Communications Critical to Icelandic Intercept and Surveillance Mission
Tags: Operations and exercises
By Air Task Force-Iceland Public Affairs
“I love the wide variety of tasks here; it’s rewarding— but you have to know everything,” said Aerospace Telecommunication & Information Systems (ATIS) Technician, Master Corporal Daniel Demedeiros, as he secured an inflatable satellite antenna system against a stiff Icelandic wind. “You have to know not only how to set up all the different communications systems, but also know all the administration to make it work across Canada and the world.”
Eight members of 8 Air Communication and Control Squadron (8 ACCS) recently deployed to Keflavik Air Base. They have deployed as part of Air Task Force (ATF)-Iceland from the first week of May to mid-June 2017. The ATF provides continuous air surveillance and interception capability with six CF-18 fighter aircraft. These aircraft can be launched to meet and identify unknown airborne objects within, or approaching NATO airspace.

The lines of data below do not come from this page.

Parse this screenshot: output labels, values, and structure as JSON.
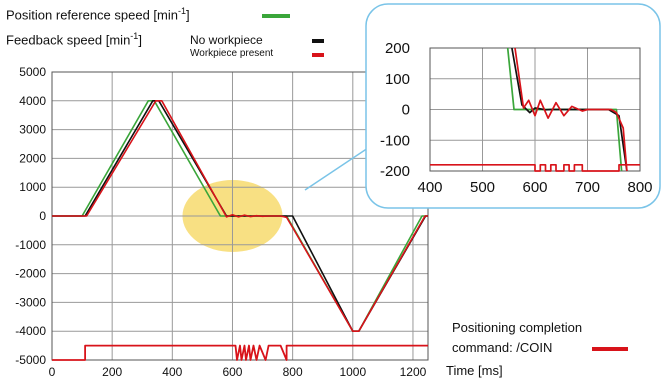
{
  "legend": {
    "ref_label_main": "Position reference speed [min",
    "ref_label_sup": "-1",
    "ref_label_end": "]",
    "fb_label_main": "Feedback speed [min",
    "fb_label_sup": "-1",
    "fb_label_end": "]",
    "no_workpiece": "No workpiece",
    "workpiece_present": "Workpiece present",
    "coin_line1": "Positioning completion",
    "coin_line2": "command: /COIN",
    "x_axis_label": "Time [ms]"
  },
  "colors": {
    "reference": "#3aa63a",
    "no_workpiece": "#111111",
    "workpiece_present": "#d8131a",
    "highlight": "#f5d65a",
    "inset_border": "#7ac4e8"
  },
  "chart_data": [
    {
      "type": "line",
      "title": "",
      "xlabel": "Time [ms]",
      "ylabel": "",
      "xlim": [
        0,
        1250
      ],
      "ylim": [
        -5000,
        5000
      ],
      "x_ticks": [
        "0",
        "200",
        "400",
        "600",
        "800",
        "1000",
        "1200"
      ],
      "y_ticks": [
        "5000",
        "4000",
        "3000",
        "2000",
        "1000",
        "0",
        "-1000",
        "-2000",
        "-3000",
        "-4000",
        "-5000"
      ],
      "grid": true,
      "series": [
        {
          "name": "Position reference speed [min-1]",
          "color": "#3aa63a",
          "x": [
            0,
            100,
            320,
            340,
            560,
            570,
            780,
            1000,
            1020,
            1230,
            1250
          ],
          "y": [
            0,
            0,
            4000,
            4000,
            0,
            0,
            0,
            -4000,
            -4000,
            0,
            0
          ]
        },
        {
          "name": "No workpiece",
          "color": "#111111",
          "x": [
            0,
            110,
            335,
            355,
            580,
            600,
            800,
            1000,
            1020,
            1242,
            1250
          ],
          "y": [
            0,
            0,
            4000,
            4000,
            0,
            0,
            0,
            -4000,
            -4000,
            0,
            0
          ]
        },
        {
          "name": "Workpiece present",
          "color": "#d8131a",
          "x": [
            0,
            115,
            345,
            365,
            580,
            600,
            620,
            640,
            660,
            680,
            700,
            720,
            760,
            780,
            800,
            1000,
            1020,
            1240,
            1250
          ],
          "y": [
            0,
            0,
            4000,
            4000,
            -30,
            40,
            -30,
            30,
            -20,
            10,
            -10,
            0,
            0,
            -50,
            -400,
            -4000,
            -4000,
            0,
            0
          ]
        },
        {
          "name": "Positioning completion command: /COIN",
          "color": "#d8131a",
          "step": true,
          "x": [
            0,
            110,
            110,
            610,
            615,
            625,
            630,
            640,
            645,
            655,
            660,
            670,
            680,
            690,
            710,
            720,
            760,
            780,
            780,
            1250
          ],
          "y": [
            -5000,
            -5000,
            -4500,
            -4500,
            -5000,
            -4500,
            -5000,
            -4500,
            -5000,
            -4500,
            -5000,
            -4500,
            -5000,
            -4500,
            -5000,
            -4500,
            -4500,
            -5000,
            -4500,
            -4500
          ]
        }
      ]
    },
    {
      "type": "line",
      "title": "",
      "xlim": [
        400,
        800
      ],
      "ylim": [
        -200,
        200
      ],
      "x_ticks": [
        "400",
        "500",
        "600",
        "700",
        "800"
      ],
      "y_ticks": [
        "200",
        "100",
        "0",
        "-100",
        "-200"
      ],
      "grid": true,
      "series": [
        {
          "name": "Position reference speed",
          "color": "#3aa63a",
          "x": [
            548,
            560,
            565,
            755,
            765
          ],
          "y": [
            200,
            0,
            0,
            0,
            -200
          ]
        },
        {
          "name": "No workpiece",
          "color": "#111111",
          "x": [
            556,
            575,
            590,
            600,
            610,
            620,
            630,
            740,
            760,
            775
          ],
          "y": [
            200,
            15,
            -10,
            5,
            2,
            -1,
            0,
            0,
            -20,
            -200
          ]
        },
        {
          "name": "Workpiece present",
          "color": "#d8131a",
          "x": [
            562,
            578,
            588,
            600,
            610,
            625,
            640,
            655,
            670,
            690,
            700,
            745,
            755,
            768,
            775
          ],
          "y": [
            200,
            5,
            30,
            -20,
            30,
            -28,
            22,
            -20,
            10,
            -5,
            0,
            0,
            -10,
            -60,
            -200
          ]
        },
        {
          "name": "/COIN",
          "color": "#d8131a",
          "step": true,
          "x": [
            400,
            600,
            600,
            610,
            610,
            620,
            620,
            630,
            630,
            640,
            640,
            655,
            655,
            665,
            665,
            675,
            675,
            690,
            690,
            760,
            760,
            800
          ],
          "y": [
            -180,
            -180,
            -200,
            -200,
            -180,
            -180,
            -200,
            -200,
            -180,
            -180,
            -200,
            -200,
            -180,
            -180,
            -200,
            -200,
            -180,
            -180,
            -200,
            -200,
            -180,
            -180
          ]
        }
      ]
    }
  ]
}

However, CF-18 fighter operations, and the aerospace control they require, cannot happen without highly-advanced networks and equipment to support the advanced communications they depend upon. Packed into large, green, air-transportable containers, the Communication and Information Systems (CIS) kit is always among the first to be offloaded from Royal Canadian Air Force (RCAF) transport aircraft when they arrive in a theatre of operations.
“We activate the airfield. Once the main body of the deployment arrives, all CIS assets, computers, mission-specific networks and voice communication devices are in position and ready to be used by the ATF,” said Captain Natasha Dargan, the ATF Communications and Information Services officer.
In this case, activation meant stringing kilometers of cabling through operations buildings, inflating and adjusting radio and satellite antennas, and ensuring that the mission-critical secure networks and systems were verified and functional.
“Our team worked really hard to reach initial operational capability before the advance party’s arrival,” said Captain Dargan. “This was in order to ensure that operations would be enabled when the fighter aircraft and aerospace control elements arrived, and that everyone would be provided with the level of services they required.”
As part of 2 Wing, the RCAF’s air expeditionary wing, the ATIS Technicians and Communications and Electronics Engineering (Air) Officers of 8 ACCS, maintain a high-readiness state and are known for their frequent and rapid deployments. They have elements in Bagotville, Quebec and Trenton, Ontario. Also joining the team at Keflavik were ATIS Technicians from 3 Wing Telecommunications and Information Services Bagotville to support 433 Tactical Fighter Squadron’s mission planning.
ATF-Iceland’s short mission reinforced the need for reliable communications to ensure there was no time lost on establishing or re-establishing links between the task force and Canada. “There have been no major interruptions of communications, and that is certainly satisfying,” said Captain Dargan. “As specialists in deployable communications, it’s our job to understand and anticipate the operator’s needs and make the deployment from Canada to theatre as seamless as possible.”